One of the key cultural management practices done during the growing season on the golf course’s alternative cultural greens was that they were mowed no more than four days a week.

“We really cut back on our mowing. We really had to cut back on our fertility because if you’re driving that fertility or if you’re irrigating in such a way that you’re releasing nitrogen out of that soil, and, if you skip mowing as much as we’re doing, you’re going to get really slow rates. So you’ve got to adjust that.”

The mindset adopted by the industry is that it’s assumed chemicals and fertilizers are needed, but Rossi said it’s important to think differently.

“If you’re not interested in learning new stuff, you better go find a new line of work because this is a science-based industry.

When the study began, soil testing was done which revealed all greens were pretty much the same. After eight years, however, nitrogen was used only on the lower greens, and a dramatic reduction in pH was realized.

One of the biggest things seen was that although potassium was “dumped on like crazy,” the greens weren’t significantly different than those which hadn’t been supplied potassium in eight years.

Rossi said one might ask what’s the “big deal” about potassium since it has no environmental concerns, but he likened it to not needing a light turned on in an unoccupied room.

“If you don’t need it, don’t use it.”

According to his research, the more potassium applied, the more grey snow mould would appear.

The less annual bluegrass present in a cool climate setting, the less pesticides will be needed. Annual bluegrass is still present on the greens being studied at Bethpage State Park, having adapted to the type of management being supplied. Rossi said his research suggested that would never happen.

Even though the state of New York has been in bad financial shape in recent years, it has continued to fund the research project with an annual injection of $75,000. The state estimates it is saving $100,000 a year by not using as much costly product.

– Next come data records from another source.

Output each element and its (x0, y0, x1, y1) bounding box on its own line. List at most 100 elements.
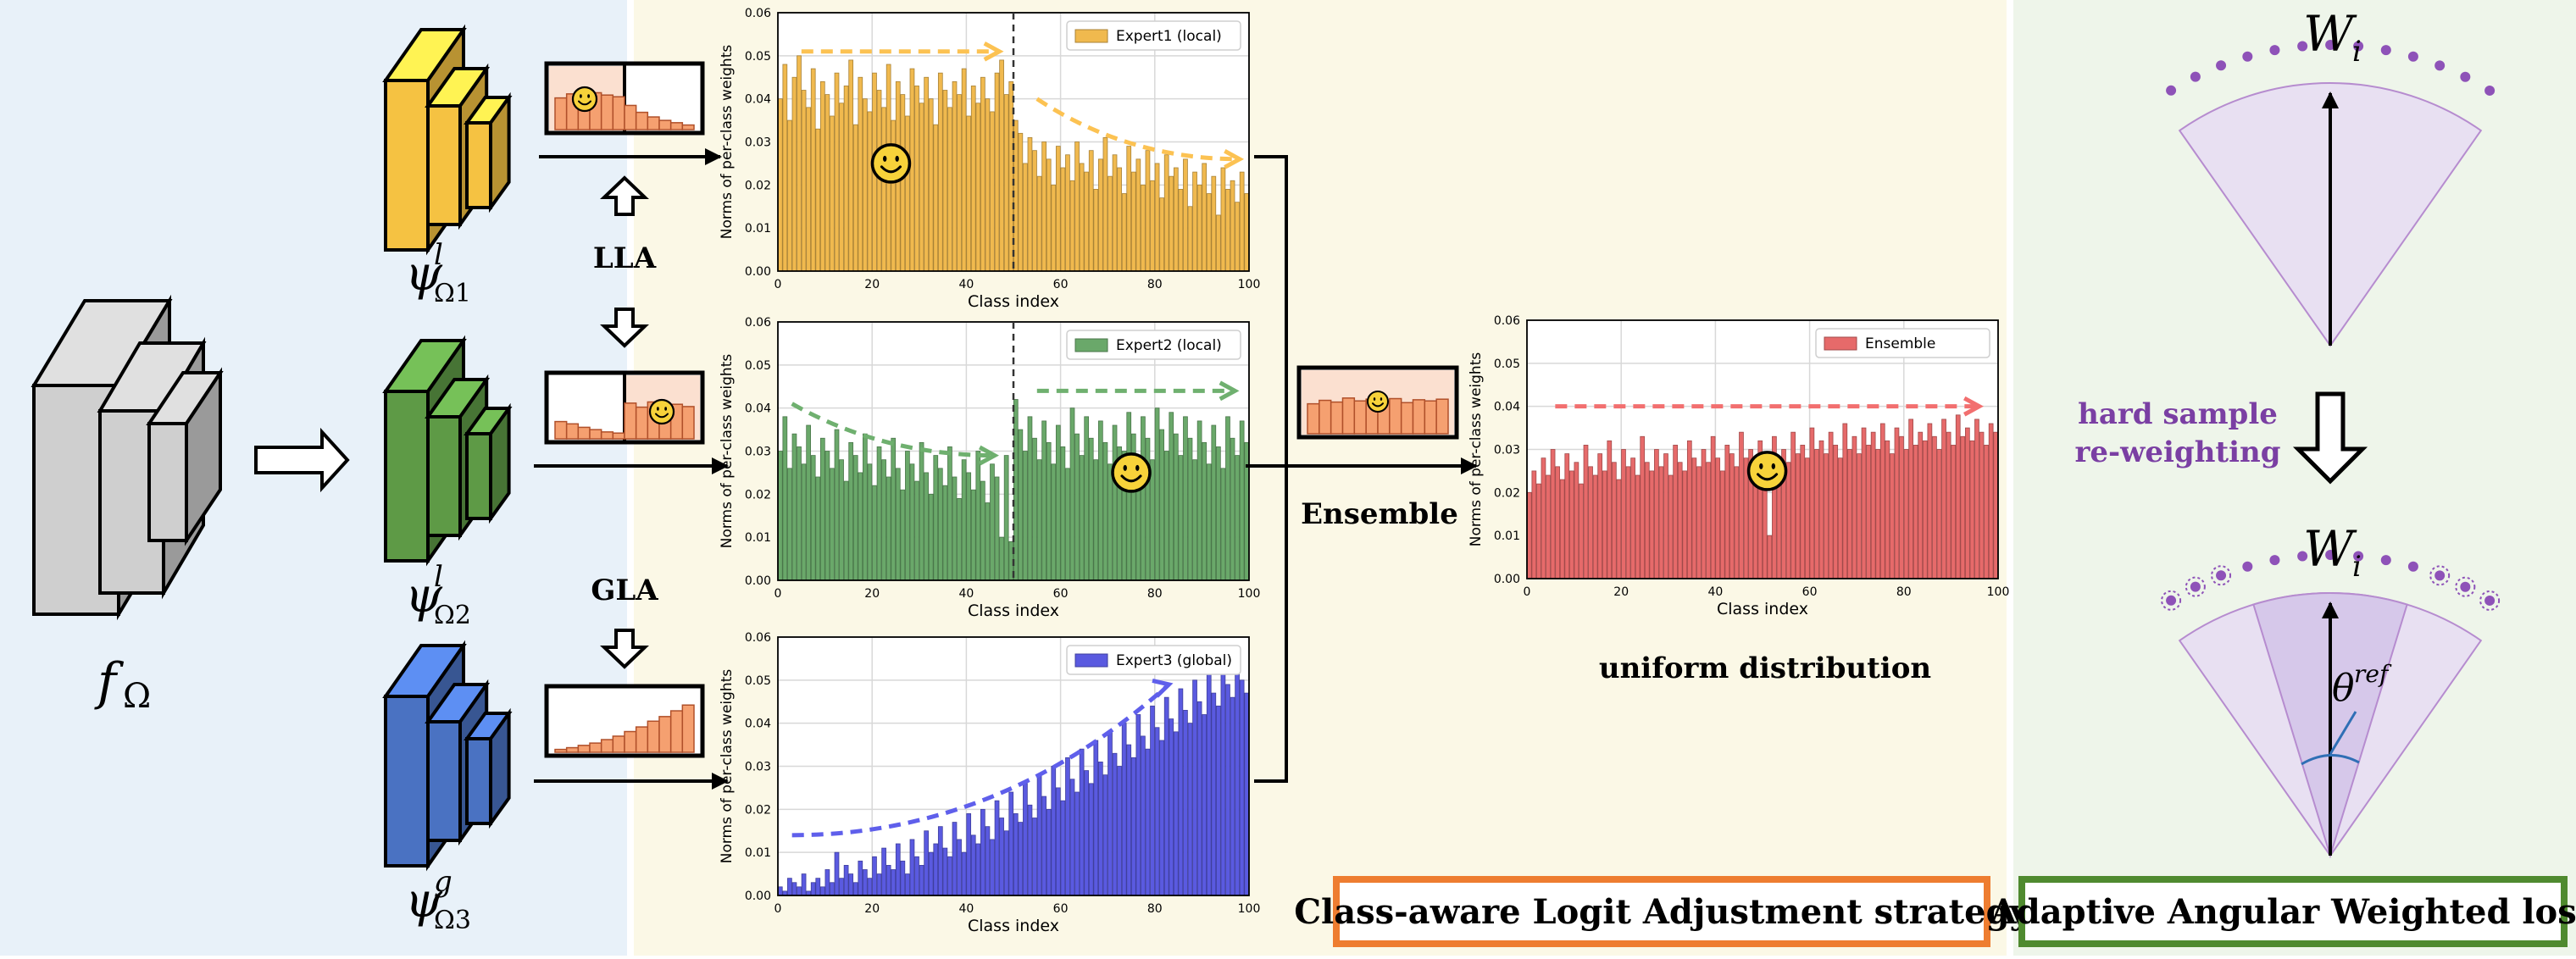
mini-bar (624, 402, 637, 440)
bar (1202, 441, 1208, 581)
y-tick-label: 0.01 (745, 531, 771, 545)
bar (980, 480, 985, 581)
theta-arc (2301, 754, 2360, 766)
mini-bar (612, 432, 625, 440)
bar (999, 59, 1004, 272)
bar (801, 873, 807, 896)
y-tick-label: 0.06 (1494, 314, 1520, 328)
bar (886, 476, 891, 581)
bar (1800, 445, 1806, 579)
bar (937, 468, 943, 581)
bar (1568, 470, 1574, 579)
x-axis-label: Class index (1717, 600, 1808, 618)
bar (900, 860, 906, 896)
weight-dot-ring (2185, 576, 2206, 597)
mini-bar (565, 423, 580, 440)
smiley-icon (1367, 391, 1389, 413)
bar (1616, 479, 1622, 579)
mini-bar (1330, 401, 1344, 435)
bar (1993, 431, 1999, 579)
trend-arrowhead (1224, 149, 1245, 169)
bar (1141, 735, 1146, 896)
bar (843, 865, 849, 896)
bar (1183, 158, 1188, 272)
bar (1141, 184, 1146, 272)
bar (834, 72, 840, 272)
mini-bar (1435, 398, 1449, 435)
bar (1706, 462, 1711, 579)
bar (928, 98, 934, 272)
mini-histogram-expert3 (544, 684, 705, 758)
bar (867, 878, 873, 896)
bar (810, 455, 816, 581)
legend-label: Ensemble (1865, 335, 1935, 352)
bar (1828, 431, 1834, 579)
bar (975, 103, 981, 272)
y-axis-label: Norms of per-class weights (719, 45, 736, 240)
y-tick-label: 0.02 (745, 803, 771, 817)
bar (942, 847, 948, 896)
y-tick-label: 0.05 (745, 359, 771, 373)
bar (1023, 783, 1028, 896)
bar (858, 860, 863, 896)
bar (1818, 440, 1824, 579)
y-tick-label: 0.06 (745, 316, 771, 330)
bar (1060, 800, 1066, 896)
bar (1244, 441, 1250, 581)
mini-bar (565, 746, 580, 753)
trend-arrowhead (1152, 678, 1174, 698)
bar (909, 463, 915, 581)
mini-bar (600, 739, 614, 753)
bar (1574, 462, 1579, 579)
bar (791, 882, 797, 896)
bar (1102, 137, 1108, 272)
bar (1069, 180, 1075, 272)
bar (1065, 757, 1070, 896)
bar (1649, 470, 1655, 579)
bar (933, 455, 939, 581)
bar (1946, 431, 1951, 579)
y-tick-label: 0.05 (745, 50, 771, 64)
bar (1663, 453, 1668, 579)
bar (1790, 431, 1796, 579)
bar (777, 98, 783, 272)
bar (1682, 470, 1688, 579)
bar (1918, 431, 1924, 579)
smiley-icon (1746, 451, 1788, 491)
bar (900, 489, 906, 581)
bar (1141, 416, 1146, 581)
bar (858, 472, 863, 581)
x-axis-label: Class index (968, 292, 1059, 311)
weight-dot (2297, 551, 2308, 562)
bar (1206, 463, 1212, 581)
bar (891, 437, 897, 581)
y-tick-label: 0.00 (1494, 573, 1520, 586)
bar (905, 115, 910, 272)
bar (985, 826, 991, 896)
mini-bar (624, 104, 637, 130)
y-tick-label: 0.01 (1494, 529, 1520, 543)
bar (1079, 455, 1085, 581)
x-tick-label: 60 (1053, 278, 1069, 291)
weight-dot (2297, 41, 2308, 52)
adaptive-label: Adaptive Angular Weighted loss (1990, 892, 2576, 932)
bar (1196, 184, 1202, 272)
bar (914, 856, 919, 896)
bar (1169, 412, 1174, 581)
bar (1588, 466, 1593, 579)
y-tick-label: 0.01 (745, 846, 771, 860)
reweighting-label: re-weighting (2074, 435, 2280, 469)
bar (843, 480, 849, 581)
y-tick-label: 0.03 (745, 761, 771, 774)
bar (1555, 466, 1560, 579)
weight-dot (2190, 71, 2201, 82)
bar (1046, 158, 1052, 272)
bar (1870, 431, 1876, 579)
legend-swatch (1074, 338, 1108, 352)
bar (797, 446, 802, 581)
svg-text:ψ: ψ (405, 568, 443, 624)
bar (1173, 433, 1179, 581)
x-tick-label: 20 (864, 902, 880, 916)
bar (919, 441, 924, 581)
mini-bar (1424, 400, 1437, 435)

Regarding sustainability, Rossi said a golf course cannot be sustained if the greens die and golfers don’t come out to play. Sustainability is also about meeting both the social and economic needs of the golf course.

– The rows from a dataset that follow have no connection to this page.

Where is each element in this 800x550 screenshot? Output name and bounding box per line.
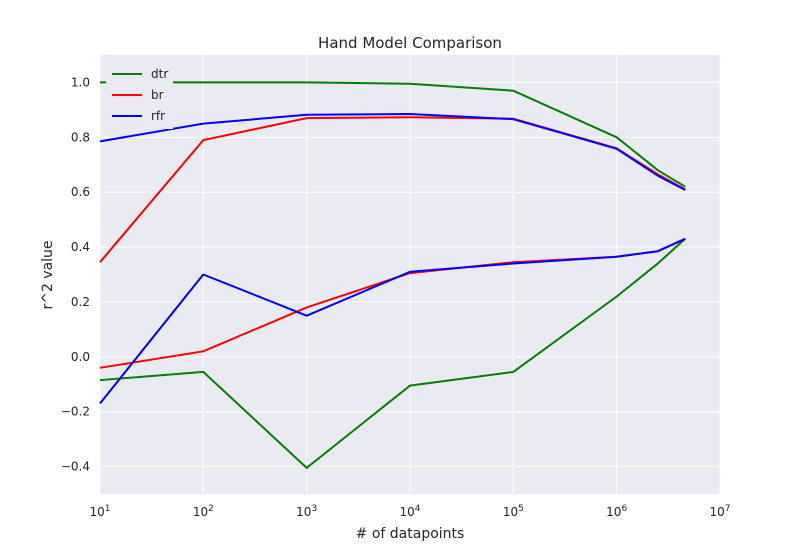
y-tick-label: 1.0 (71, 75, 90, 89)
y-tick-label: −0.2 (61, 405, 90, 419)
legend-label-br: br (151, 88, 164, 102)
y-axis-label: r^2 value (40, 240, 56, 309)
y-tick-labels: −0.4 −0.2 0.0 0.2 0.4 0.6 0.8 1.0 (61, 75, 90, 473)
legend-label-dtr: dtr (151, 67, 168, 81)
x-tick-label: 103 (296, 504, 317, 519)
x-tick-label: 105 (503, 504, 524, 519)
y-tick-label: 0.2 (71, 295, 90, 309)
x-tick-label: 106 (606, 504, 627, 519)
y-tick-label: 0.4 (71, 240, 90, 254)
series-line-rfr (99, 113, 686, 191)
x-axis-label: # of datapoints (356, 526, 465, 542)
y-tick-label: 0.8 (71, 130, 90, 144)
x-tick-label: 101 (89, 504, 110, 519)
x-tick-label: 104 (399, 504, 420, 519)
series-lines (99, 81, 686, 469)
x-tick-label: 102 (193, 504, 214, 519)
x-tick-label: 107 (709, 504, 730, 519)
y-tick-label: 0.6 (71, 185, 90, 199)
x-tick-labels: 101 102 103 104 105 106 107 (89, 504, 730, 519)
legend-label-rfr: rfr (151, 109, 165, 123)
grid (99, 55, 721, 494)
chart-title: Hand Model Comparison (318, 34, 502, 52)
series-line-unlabeled-3 (99, 238, 686, 469)
series-line-unlabeled-5 (99, 237, 686, 405)
series-line-dtr (100, 81, 686, 188)
y-tick-label: −0.4 (61, 460, 90, 474)
legend: dtr br rfr (106, 61, 173, 129)
y-tick-label: 0.0 (71, 350, 90, 364)
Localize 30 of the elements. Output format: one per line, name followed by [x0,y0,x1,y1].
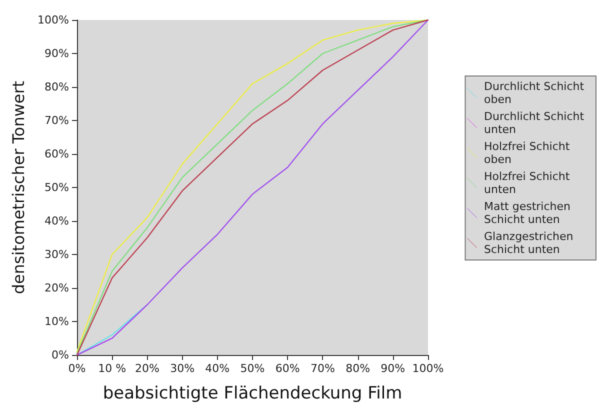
x-tick-label: 50% [240,362,265,375]
y-tick-label: 10% [44,315,69,328]
y-tick-label: 60% [44,148,69,160]
legend-label: Durchlicht Schicht oben [484,80,588,106]
y-tick-label: 20% [44,282,69,294]
y-tick-label: 40% [44,214,69,228]
legend-label: Matt gestrichen Schicht unten [484,200,574,226]
x-tick-label: 20% [134,362,160,375]
x-tick-label: 10 % [98,362,126,375]
y-tick-label: 90% [44,47,69,60]
x-tick-label: 40% [205,362,230,375]
legend-label: Glanzgestrichen Schicht unten [484,230,577,256]
y-tick-label: 50% [44,181,69,194]
x-axis-title: beabsichtigte Flächendeckung Film [102,384,402,404]
legend-label: Holzfrei Schicht oben [484,140,574,166]
x-tick-label: 100% [412,362,444,375]
y-tick-label: 80% [44,80,69,94]
x-tick-label: 90% [380,362,406,375]
x-tick-label: 80% [346,362,370,375]
y-tick-label: 30% [44,248,69,261]
legend-label: Holzfrei Schicht unten [484,170,574,196]
y-tick-label: 100% [38,14,69,26]
x-tick-label: 30% [170,362,195,375]
x-tick-label: 70% [310,362,335,375]
legend-label: Durchlicht Schicht unten [484,110,588,136]
y-tick-label: 0% [52,348,69,362]
y-tick-label: 70% [44,114,69,127]
x-tick-label: 0% [68,362,86,375]
y-axis-title: densitometrischer Tonwert [9,80,28,294]
x-tick-label: 60% [275,362,300,375]
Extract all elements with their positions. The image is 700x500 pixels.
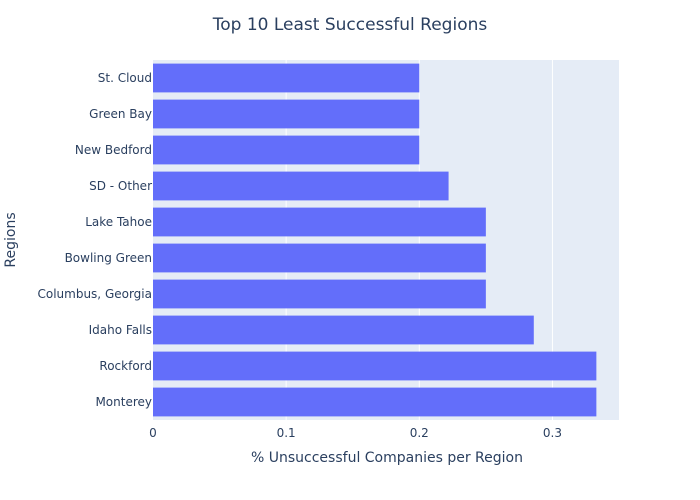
y-tick-label: St. Cloud [98, 71, 152, 85]
bar-idaho-falls[interactable] [153, 315, 534, 345]
bar-green-bay[interactable] [153, 99, 420, 129]
y-tick-label: Green Bay [89, 107, 152, 121]
y-tick-label: SD - Other [89, 179, 152, 193]
x-axis-title: % Unsuccessful Companies per Region [251, 450, 523, 466]
y-tick-label: Lake Tahoe [85, 215, 152, 229]
bar-rockford[interactable] [153, 351, 597, 381]
y-axis-title: Regions [3, 212, 19, 267]
y-tick-labels: St. Cloud Green Bay New Bedford SD - Other L… [37, 71, 152, 409]
x-tick-label: 0 [149, 426, 157, 440]
bar-st-cloud[interactable] [153, 63, 420, 93]
bar-lake-tahoe[interactable] [153, 207, 486, 237]
y-tick-label: Idaho Falls [89, 323, 152, 337]
x-tick-label: 0.3 [543, 426, 562, 440]
y-tick-label: Monterey [95, 395, 152, 409]
y-tick-label: New Bedford [75, 143, 152, 157]
bars [153, 63, 597, 417]
x-tick-label: 0.2 [410, 426, 429, 440]
x-tick-labels: 0 0.1 0.2 0.3 [149, 426, 562, 440]
chart-title: Top 10 Least Successful Regions [212, 15, 488, 35]
y-tick-label: Rockford [99, 359, 152, 373]
bar-new-bedford[interactable] [153, 135, 420, 165]
y-tick-label: Bowling Green [65, 251, 152, 265]
bar-sd-other[interactable] [153, 171, 449, 201]
bar-monterey[interactable] [153, 387, 597, 417]
bar-bowling-green[interactable] [153, 243, 486, 273]
bar-columbus-georgia[interactable] [153, 279, 486, 309]
y-tick-label: Columbus, Georgia [37, 287, 152, 301]
x-tick-label: 0.1 [277, 426, 296, 440]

“I believe that actually intervening is a more sustainable approach because it helps you reach your goal of keeping that golf course open for the golfers.”

Rossi said he has figured out over time how to select the least toxic option and use it on a regular basis to reduce overall reliance and reduce pesticide use. If something can be cut in half over a 40-acre area, it represents a significant savings when dealing with fairways. He warned, however, that one can’t skimp on greens.

“Golfers can be more forgiving about the quality of their fairways, but not their greens.”

He said he can’t understand why tees must be cut so low when golfers are routinely using big-headed drivers with the ball teed up well above the ground. Tees cut at three-eighths of an inch will require more maintenance than those cut at one-half or three-quarters of an inch, he said.

According to a survey among golfers, the number of those who want pesticides used on golf courses “no matter what” has increased while the number of those who think they should be used more judiciously has decreased.

“As economics has hit the golf business, this is the one part of their life they’re not willing to sacrifice. They want high-quality conditions.”

Rossi said there are groups of non-golfers who believe the game is a scourge of society, and they will never be satisfied, no matter what the industry does. Policy makers tend to listen to the people who scream the loudest, he said.

“We have to continue to educate them. Don’t wait until there are laws we don’t like.”

The cost of controlling a pest per day can vary, depending on the situation. A high-rate material which is inexpensive may offer seven to 10 days of control while another material at a low rate may give 21 days of control. Understanding the difference in cost-per-day control allows golf courses to become economically sustainable.

There is still a lot more to be learned about pesticide reduction, Rossi said.